Regenerative farmers who use agricultural practices that help fix carbon and other nutrients back into the native soil are actively combating climate change, while many indoor growers use practices that contribute to it.

The concept of terroir includes the complete set of local conditions in which a particular a food or wine is produced, including regional and local climate, soil-type, topography, and weather conditions.

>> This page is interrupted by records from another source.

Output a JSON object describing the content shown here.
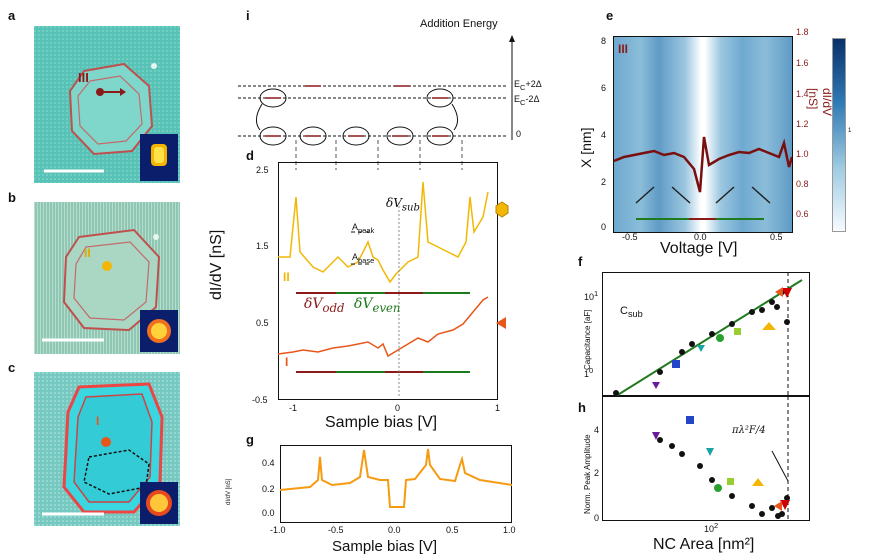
{
  "panels": {
    "a": {
      "label": "a",
      "marker": "III"
    },
    "b": {
      "label": "b",
      "marker": "II"
    },
    "c": {
      "label": "c",
      "marker": "I"
    },
    "d": {
      "label": "d"
    },
    "e": {
      "label": "e"
    },
    "f": {
      "label": "f"
    },
    "g": {
      "label": "g"
    },
    "h": {
      "label": "h"
    },
    "i": {
      "label": "i"
    }
  },
  "panel_i": {
    "title": "Addition Energy",
    "level_top": "E",
    "level_top_sub": "C",
    "level_top_suffix": "+2Δ",
    "level_mid": "E",
    "level_mid_sub": "C",
    "level_mid_suffix": "-2Δ",
    "level_zero": "0"
  },
  "panel_d": {
    "ylabel": "dI/dV [nS]",
    "xlabel": "Sample bias [V]",
    "yticks": [
      "2.5",
      "1.5",
      "0.5",
      "-0.5"
    ],
    "xticks": [
      "-1",
      "0",
      "1"
    ],
    "curve_II": "II",
    "curve_I": "I",
    "a_peak": "A",
    "a_peak_sub": "peak",
    "a_base": "A",
    "a_base_sub": "base",
    "dv_sub": "δV",
    "dv_sub_sub": "sub",
    "dv_odd": "δV",
    "dv_odd_sub": "odd",
    "dv_even": "δV",
    "dv_even_sub": "even"
  },
  "panel_g": {
    "ylabel": "dI/dV [nS]",
    "xlabel": "Sample bias [V]",
    "yticks": [
      "0.4",
      "0.2",
      "0.0"
    ],
    "xticks": [
      "-1.0",
      "-0.5",
      "0.0",
      "0.5",
      "1.0"
    ]
  },
  "panel_e": {
    "marker": "III",
    "ylabel": "X [nm]",
    "xlabel": "Voltage [V]",
    "yticks": [
      "8",
      "6",
      "4",
      "2",
      "0"
    ],
    "xticks": [
      "-0.5",
      "0.0",
      "0.5"
    ],
    "y2label": "dI/dV [nS]",
    "y2ticks": [
      "1.8",
      "1.6",
      "1.4",
      "1.2",
      "1.0",
      "0.8",
      "0.6"
    ],
    "colorbar_tick": "1"
  },
  "panel_f": {
    "ylabel": "Capacitance [aF]",
    "annotation": "C",
    "annotation_sub": "sub",
    "yticks": [
      "10",
      "1",
      "0"
    ],
    "ytick_exps": [
      "1",
      "0",
      ""
    ]
  },
  "panel_h": {
    "ylabel": "Norm. Peak Amplitude",
    "xlabel": "NC Area [nm²]",
    "yticks": [
      "4",
      "2",
      "0"
    ],
    "xtick": "10",
    "xtick_exp": "2",
    "annotation": "πλ²F/4"
  },
  "colors": {
    "curve_II": "#f2b705",
    "curve_I": "#e8561b",
    "odd": "#8b1a1a",
    "even": "#1e7a1e",
    "fit_line": "#1f7a1f",
    "marker_red": "#8b1a1a"
  }
}
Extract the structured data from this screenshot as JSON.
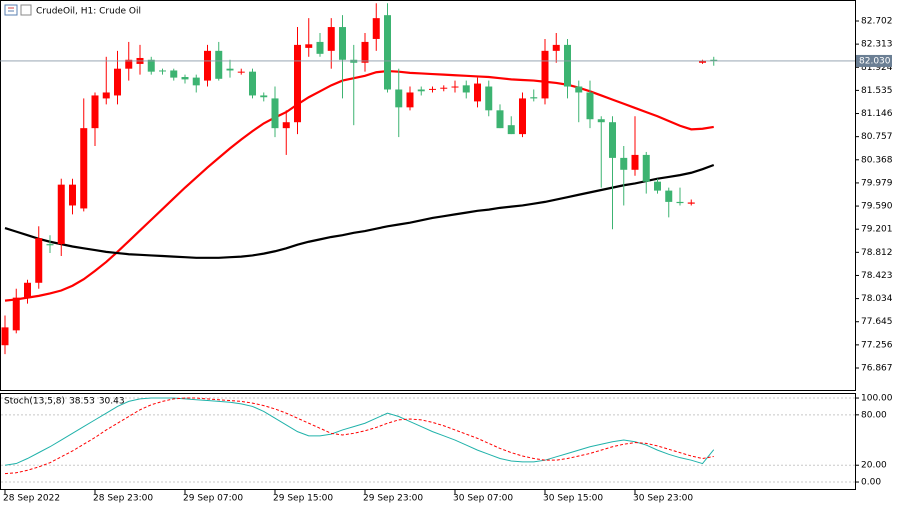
{
  "chart_data": [
    {
      "type": "candlestick",
      "title": "CrudeOil, H1:  Crude Oil",
      "categories": [
        "28 Sep 2022",
        null,
        null,
        null,
        null,
        null,
        null,
        null,
        "28 Sep 23:00",
        null,
        null,
        null,
        null,
        null,
        null,
        null,
        "29 Sep 07:00",
        null,
        null,
        null,
        null,
        null,
        null,
        null,
        "29 Sep 15:00",
        null,
        null,
        null,
        null,
        null,
        null,
        null,
        "29 Sep 23:00",
        null,
        null,
        null,
        null,
        null,
        null,
        null,
        "30 Sep 07:00",
        null,
        null,
        null,
        null,
        null,
        null,
        null,
        "30 Sep 15:00",
        null,
        null,
        null,
        null,
        null,
        null,
        null,
        "30 Sep 23:00",
        null,
        null,
        null,
        null,
        null,
        null,
        null
      ],
      "open": [
        77.25,
        77.5,
        78.05,
        78.3,
        78.95,
        78.95,
        79.6,
        79.55,
        80.9,
        81.4,
        81.45,
        81.9,
        81.98,
        82.05,
        81.87,
        81.87,
        81.76,
        81.75,
        81.7,
        82.2,
        81.9,
        81.84,
        81.85,
        81.45,
        81.4,
        80.9,
        81.0,
        82.25,
        82.35,
        82.2,
        82.6,
        82.05,
        82.0,
        82.4,
        82.8,
        81.55,
        81.25,
        81.55,
        81.55,
        81.57,
        81.6,
        81.62,
        81.35,
        81.6,
        81.2,
        80.95,
        80.8,
        81.42,
        81.4,
        82.2,
        82.3,
        81.6,
        81.5,
        81.05,
        81.0,
        80.4,
        80.2,
        80.45,
        80.0,
        79.85,
        79.66,
        79.63,
        82.0,
        82.05
      ],
      "high": [
        77.75,
        78.2,
        78.35,
        79.25,
        79.1,
        80.05,
        80.05,
        81.4,
        81.5,
        82.1,
        82.2,
        82.35,
        82.3,
        82.1,
        81.9,
        81.9,
        81.8,
        81.8,
        82.3,
        82.35,
        82.05,
        81.9,
        81.9,
        81.5,
        81.6,
        81.2,
        82.6,
        82.75,
        82.5,
        82.75,
        82.8,
        82.3,
        82.5,
        83.0,
        83.0,
        81.9,
        81.6,
        81.6,
        81.6,
        81.62,
        81.7,
        81.7,
        81.75,
        81.7,
        81.3,
        81.1,
        81.5,
        81.55,
        82.4,
        82.5,
        82.4,
        81.7,
        81.7,
        81.1,
        81.1,
        80.6,
        81.1,
        80.5,
        80.05,
        79.9,
        79.9,
        79.7,
        82.05,
        82.1
      ],
      "low": [
        77.1,
        77.45,
        77.95,
        78.2,
        78.8,
        78.75,
        79.45,
        79.5,
        80.6,
        81.3,
        81.3,
        81.7,
        81.8,
        81.8,
        81.8,
        81.7,
        81.65,
        81.5,
        81.6,
        81.7,
        81.75,
        81.8,
        81.4,
        81.35,
        80.75,
        80.45,
        80.8,
        82.1,
        82.1,
        81.9,
        81.4,
        80.95,
        81.85,
        82.2,
        81.5,
        80.75,
        81.2,
        81.45,
        81.5,
        81.52,
        81.5,
        81.4,
        81.25,
        81.1,
        80.9,
        80.8,
        80.75,
        81.35,
        81.3,
        82.0,
        81.4,
        81.0,
        80.9,
        79.9,
        79.2,
        79.6,
        80.1,
        79.8,
        79.8,
        79.4,
        79.6,
        79.6,
        81.98,
        81.95
      ],
      "close": [
        77.55,
        78.05,
        78.3,
        79.05,
        78.93,
        79.95,
        79.95,
        80.9,
        81.45,
        81.5,
        81.9,
        82.05,
        82.08,
        81.85,
        81.86,
        81.75,
        81.72,
        81.62,
        82.2,
        81.73,
        81.87,
        81.85,
        81.45,
        81.42,
        80.9,
        81.0,
        82.3,
        82.31,
        82.15,
        82.6,
        82.05,
        82.0,
        82.35,
        82.75,
        81.55,
        81.25,
        81.5,
        81.52,
        81.56,
        81.58,
        81.6,
        81.5,
        81.65,
        81.2,
        80.9,
        80.8,
        81.4,
        81.4,
        82.2,
        82.3,
        81.6,
        81.5,
        81.05,
        81.0,
        80.4,
        80.2,
        80.45,
        80.0,
        79.85,
        79.66,
        79.64,
        79.65,
        82.03,
        82.03
      ],
      "up_color": "#ff0000",
      "down_color": "#3cb371",
      "overlays": [
        {
          "color": "#ff0000",
          "values": [
            78.0,
            78.02,
            78.05,
            78.08,
            78.12,
            78.17,
            78.25,
            78.36,
            78.5,
            78.65,
            78.82,
            79.0,
            79.18,
            79.36,
            79.54,
            79.72,
            79.9,
            80.07,
            80.24,
            80.4,
            80.56,
            80.71,
            80.85,
            80.98,
            81.08,
            81.17,
            81.3,
            81.42,
            81.52,
            81.62,
            81.7,
            81.74,
            81.78,
            81.84,
            81.86,
            81.85,
            81.83,
            81.82,
            81.81,
            81.8,
            81.79,
            81.78,
            81.77,
            81.76,
            81.74,
            81.72,
            81.71,
            81.7,
            81.68,
            81.66,
            81.63,
            81.58,
            81.52,
            81.45,
            81.38,
            81.31,
            81.24,
            81.17,
            81.1,
            81.02,
            80.94,
            80.88,
            80.89,
            80.92
          ]
        },
        {
          "color": "#000000",
          "values": [
            79.22,
            79.16,
            79.1,
            79.04,
            78.99,
            78.95,
            78.91,
            78.88,
            78.85,
            78.82,
            78.8,
            78.78,
            78.77,
            78.76,
            78.75,
            78.74,
            78.73,
            78.72,
            78.72,
            78.72,
            78.73,
            78.74,
            78.76,
            78.79,
            78.83,
            78.88,
            78.94,
            78.99,
            79.03,
            79.07,
            79.1,
            79.14,
            79.17,
            79.21,
            79.25,
            79.28,
            79.31,
            79.35,
            79.39,
            79.42,
            79.45,
            79.48,
            79.51,
            79.53,
            79.56,
            79.58,
            79.6,
            79.63,
            79.66,
            79.7,
            79.74,
            79.78,
            79.82,
            79.86,
            79.9,
            79.94,
            79.97,
            80.01,
            80.05,
            80.08,
            80.11,
            80.15,
            80.21,
            80.28
          ]
        }
      ],
      "current_price": {
        "value": 82.03,
        "label": "82.030"
      },
      "ylim": [
        76.497,
        83.055
      ],
      "yticks": [
        82.702,
        82.313,
        81.924,
        81.535,
        81.146,
        80.757,
        80.368,
        79.979,
        {
          "value": 79.59,
          "label": "79.590"
        },
        79.201,
        78.812,
        78.423,
        78.034,
        77.645,
        77.256,
        76.867
      ]
    },
    {
      "type": "line",
      "title": "Stoch(13,5,8)",
      "series": [
        {
          "color": "#20b2aa",
          "values": [
            20,
            22,
            28,
            35,
            42,
            50,
            58,
            66,
            74,
            82,
            90,
            96,
            99,
            100,
            100,
            100,
            99,
            98,
            97,
            96,
            95,
            93,
            90,
            84,
            76,
            68,
            60,
            55,
            55,
            57,
            62,
            66,
            70,
            76,
            82,
            78,
            72,
            66,
            60,
            55,
            50,
            44,
            38,
            33,
            28,
            25,
            24,
            24,
            26,
            30,
            34,
            38,
            42,
            45,
            48,
            50,
            48,
            44,
            38,
            33,
            29,
            26,
            22,
            38.53
          ]
        },
        {
          "color": "#ff0000",
          "dashed": true,
          "values": [
            10,
            11,
            14,
            18,
            23,
            30,
            37,
            45,
            53,
            62,
            70,
            78,
            86,
            92,
            96,
            99,
            100,
            100,
            99,
            98,
            97,
            96,
            94,
            91,
            87,
            82,
            76,
            70,
            64,
            58,
            56,
            58,
            61,
            65,
            70,
            74,
            75,
            74,
            71,
            67,
            62,
            57,
            52,
            46,
            40,
            35,
            31,
            28,
            26,
            26,
            28,
            31,
            34,
            38,
            42,
            45,
            47,
            46,
            43,
            39,
            35,
            31,
            28,
            30.43
          ]
        }
      ],
      "ylim": [
        -9.5,
        106
      ],
      "yticks": [
        {
          "value": 100,
          "label": "100.00"
        },
        {
          "value": 80,
          "label": "80.00"
        },
        {
          "value": 20,
          "label": "20.00"
        },
        {
          "value": 0,
          "label": "0.00"
        }
      ],
      "grid": true
    }
  ]
}
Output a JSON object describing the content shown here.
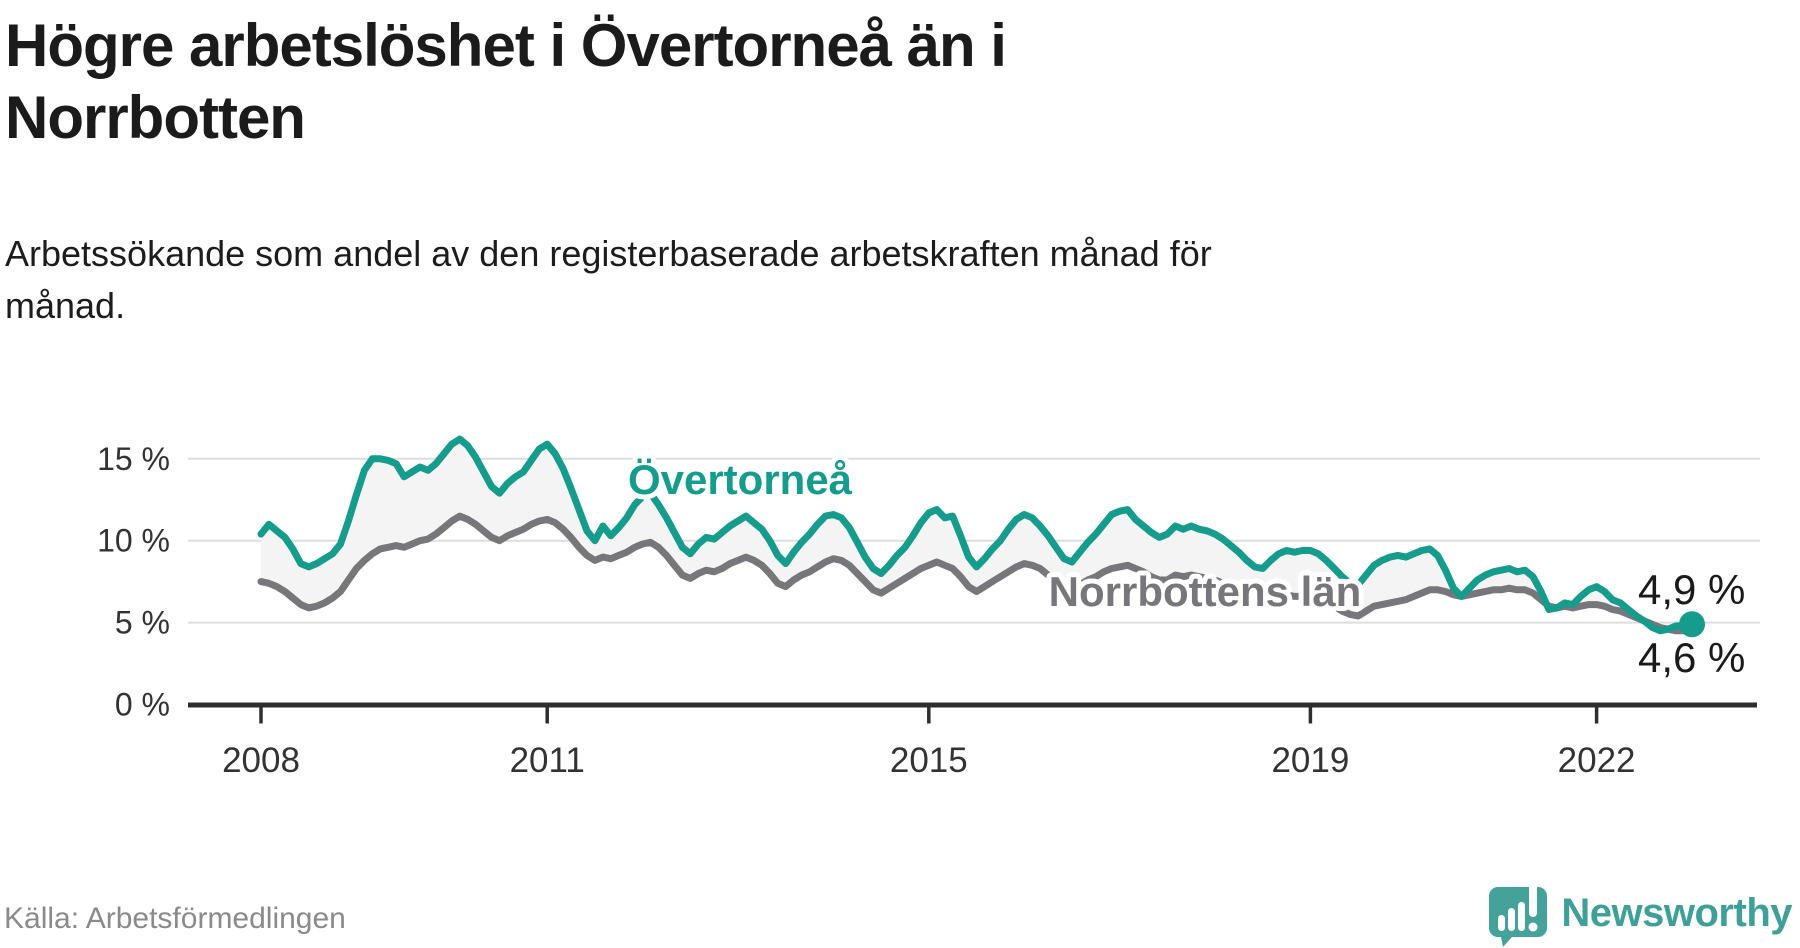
{
  "header": {
    "title_line1": "Högre arbetslöshet i Övertorneå än i",
    "title_line2": "Norrbotten",
    "subtitle_line1": "Arbetssökande som andel av den registerbaserade arbetskraften månad för",
    "subtitle_line2": "månad."
  },
  "chart_data": {
    "type": "line",
    "frequency": "monthly",
    "x_range": [
      "2008-01",
      "2023-01"
    ],
    "x_ticks": [
      "2008",
      "2011",
      "2015",
      "2019",
      "2022"
    ],
    "y_ticks": [
      {
        "value": 15,
        "label": "15 %"
      },
      {
        "value": 10,
        "label": "10 %"
      },
      {
        "value": 5,
        "label": "5 %"
      },
      {
        "value": 0,
        "label": "0 %"
      }
    ],
    "ylim": [
      0,
      17.6
    ],
    "grid": "horizontal",
    "legend_position": "inline-labels",
    "colors": {
      "overtornea": "#159c8d",
      "norrbotten": "#77777b",
      "area_fill": "#f4f4f4",
      "grid": "#dedede",
      "axis": "#2e2e2e",
      "tick_label": "#333333",
      "annotation": "#1a1a1a"
    },
    "series": [
      {
        "name": "Övertorneå",
        "color_key": "overtornea",
        "end_label": "4,9 %",
        "end_value": 4.9,
        "values": [
          10.4,
          11.0,
          10.6,
          10.2,
          9.5,
          8.6,
          8.4,
          8.6,
          8.9,
          9.2,
          9.8,
          11.2,
          12.8,
          14.3,
          15.0,
          15.0,
          14.9,
          14.7,
          13.9,
          14.2,
          14.5,
          14.3,
          14.7,
          15.3,
          15.9,
          16.2,
          15.8,
          15.1,
          14.2,
          13.3,
          12.9,
          13.5,
          13.9,
          14.2,
          14.9,
          15.6,
          15.9,
          15.3,
          14.4,
          13.2,
          11.9,
          10.6,
          10.0,
          10.9,
          10.3,
          10.8,
          11.4,
          12.2,
          12.7,
          12.9,
          12.2,
          11.4,
          10.5,
          9.6,
          9.2,
          9.8,
          10.2,
          10.1,
          10.5,
          10.9,
          11.2,
          11.5,
          11.1,
          10.7,
          10.0,
          9.1,
          8.6,
          9.3,
          9.9,
          10.4,
          11.0,
          11.5,
          11.6,
          11.4,
          10.8,
          9.9,
          9.0,
          8.3,
          8.0,
          8.5,
          9.1,
          9.6,
          10.3,
          11.1,
          11.7,
          11.9,
          11.4,
          11.5,
          10.3,
          9.0,
          8.4,
          8.9,
          9.5,
          10.0,
          10.7,
          11.3,
          11.6,
          11.4,
          10.9,
          10.3,
          9.6,
          8.9,
          8.7,
          9.3,
          9.9,
          10.4,
          11.0,
          11.6,
          11.8,
          11.9,
          11.3,
          10.9,
          10.5,
          10.2,
          10.4,
          10.9,
          10.7,
          10.9,
          10.7,
          10.6,
          10.4,
          10.1,
          9.7,
          9.3,
          8.8,
          8.4,
          8.3,
          8.8,
          9.2,
          9.4,
          9.3,
          9.4,
          9.4,
          9.2,
          8.8,
          8.3,
          7.8,
          7.4,
          7.3,
          7.9,
          8.5,
          8.8,
          9.0,
          9.1,
          9.0,
          9.2,
          9.4,
          9.5,
          9.1,
          8.2,
          7.1,
          6.6,
          7.1,
          7.6,
          7.9,
          8.1,
          8.2,
          8.3,
          8.1,
          8.2,
          7.8,
          6.9,
          5.8,
          5.9,
          6.2,
          6.1,
          6.6,
          7.0,
          7.2,
          6.9,
          6.4,
          6.2,
          5.8,
          5.4,
          5.1,
          4.7,
          4.5,
          4.6,
          4.8,
          4.8,
          4.9
        ]
      },
      {
        "name": "Norrbottens län",
        "color_key": "norrbotten",
        "end_label": "4,6 %",
        "end_value": 4.6,
        "values": [
          7.5,
          7.4,
          7.2,
          6.9,
          6.5,
          6.1,
          5.9,
          6.0,
          6.2,
          6.5,
          6.9,
          7.6,
          8.3,
          8.8,
          9.2,
          9.5,
          9.6,
          9.7,
          9.6,
          9.8,
          10.0,
          10.1,
          10.4,
          10.8,
          11.2,
          11.5,
          11.3,
          11.0,
          10.6,
          10.2,
          10.0,
          10.3,
          10.5,
          10.7,
          11.0,
          11.2,
          11.3,
          11.1,
          10.7,
          10.2,
          9.6,
          9.1,
          8.8,
          9.0,
          8.9,
          9.1,
          9.3,
          9.6,
          9.8,
          9.9,
          9.6,
          9.1,
          8.5,
          7.9,
          7.7,
          8.0,
          8.2,
          8.1,
          8.3,
          8.6,
          8.8,
          9.0,
          8.8,
          8.5,
          8.0,
          7.4,
          7.2,
          7.6,
          7.9,
          8.1,
          8.4,
          8.7,
          8.9,
          8.8,
          8.5,
          8.0,
          7.5,
          7.0,
          6.8,
          7.1,
          7.4,
          7.7,
          8.0,
          8.3,
          8.5,
          8.7,
          8.5,
          8.3,
          7.8,
          7.2,
          6.9,
          7.2,
          7.5,
          7.8,
          8.1,
          8.4,
          8.6,
          8.5,
          8.3,
          7.9,
          7.5,
          7.1,
          7.0,
          7.3,
          7.6,
          7.8,
          8.1,
          8.3,
          8.4,
          8.5,
          8.3,
          8.1,
          7.8,
          7.6,
          7.6,
          7.9,
          7.8,
          7.9,
          7.8,
          7.7,
          7.6,
          7.4,
          7.2,
          6.9,
          6.6,
          6.3,
          6.2,
          6.4,
          6.6,
          6.7,
          6.6,
          6.6,
          6.6,
          6.5,
          6.3,
          6.0,
          5.7,
          5.5,
          5.4,
          5.7,
          6.0,
          6.1,
          6.2,
          6.3,
          6.4,
          6.6,
          6.8,
          7.0,
          7.0,
          6.9,
          6.7,
          6.6,
          6.7,
          6.8,
          6.9,
          7.0,
          7.0,
          7.1,
          7.0,
          7.0,
          6.8,
          6.4,
          6.0,
          5.9,
          6.0,
          5.9,
          6.0,
          6.1,
          6.1,
          6.0,
          5.8,
          5.7,
          5.5,
          5.3,
          5.1,
          4.9,
          4.7,
          4.6,
          4.5,
          4.5,
          4.6
        ]
      }
    ]
  },
  "footer": {
    "source": "Källa: Arbetsförmedlingen"
  },
  "branding": {
    "name": "Newsworthy",
    "logo_color": "#45a29a",
    "logo_shadow_color": "#2e837c",
    "text_color": "#40a099"
  }
}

As our global climate and regional microclimates continue to change, wildfires are likely to become more frequent and severe — a persistent characteristic. 

In wine, the conditions of a year are embraced as part of the natural artistic expression of a plant. Might we take the same approach with cannabis? If painstakingly produced regenerative flower passes purity tests and is not harmful, might we learn to embrace the sum total of the terroir it carries?

More importantly — do we turn our backs on regenerative sungrown farmers who are doing everything right, and instead support growers who are contributing to the problem, because of a perception that their flower might smell a little bit better before being smoked anyway?

Simply put, for outdoor farms who survived the 2020 fire season, making it through won’t matter if folks don’t buy our products. With COVID-19 affecting all of our businesses and lives, we need your support more than ever.

Vote regenerative with your dollar. Support sungrown organic cannabis.